Raising poultry on pasture
What’s pastured poultry?
A common way to raise pastured poultry involves putting 75 to 100 three- to four-week old meat chickens in movable pens during the growing season. These floorless 10′ by 12′ by 2′ pens are moved daily by sliding them along the ground, providing fresh pasture. Chickens also receive a grain-based ration. At 8-14 weeks, the chickens are butchered and sold to consumers or restaurants.
Why pastured poultry?
- Low capital investment
- Can start small and grow
- Strong demand
- Potential for extra farm income
- Can be run by one person
- Kids can help
- Provides sustainably produced meat
- Chickens build soil fertility
- Chickens attract customers for other products
How much money can I make with pastured poultry?
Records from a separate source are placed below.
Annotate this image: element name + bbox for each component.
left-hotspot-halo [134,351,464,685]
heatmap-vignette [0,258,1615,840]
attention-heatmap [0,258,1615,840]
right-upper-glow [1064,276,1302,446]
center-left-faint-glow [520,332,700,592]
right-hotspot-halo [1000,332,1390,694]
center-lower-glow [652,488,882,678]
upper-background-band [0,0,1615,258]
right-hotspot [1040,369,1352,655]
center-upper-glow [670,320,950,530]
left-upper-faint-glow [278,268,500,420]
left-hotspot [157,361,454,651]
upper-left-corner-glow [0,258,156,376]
With a grant from the USDA Sustainable Agriculture Research and Education (SARE) program, CIAS studied five farms (four in Wisconsin and one in Minnesota) using the pastured poultry method described above. The farmers had 3 to 10 years of pastured poultry experience. Farmers charged an average of $1.90 per pound for the chickens and sold them from their farm, at farmers markets, and to restaurants.
Returns to labor and management were collected for four of the farms in 1997 and 1998 (see the table on below). The average annual net return per bird for all farms was $2.43, with a range that varied greatly from $-2.82 to $7.05. The average annual net return per farm for all farms was $3,580.25, with a range of $-1,609 to $11,040. While farms had similar overhead costs (buildings and land), their feed costs varied. Feed costs and experience level account for some of the variability in returns. The primary goal for the pastured poultry operation-whether monetary or something else (attracting customers, building soil fertility)-also explains the range.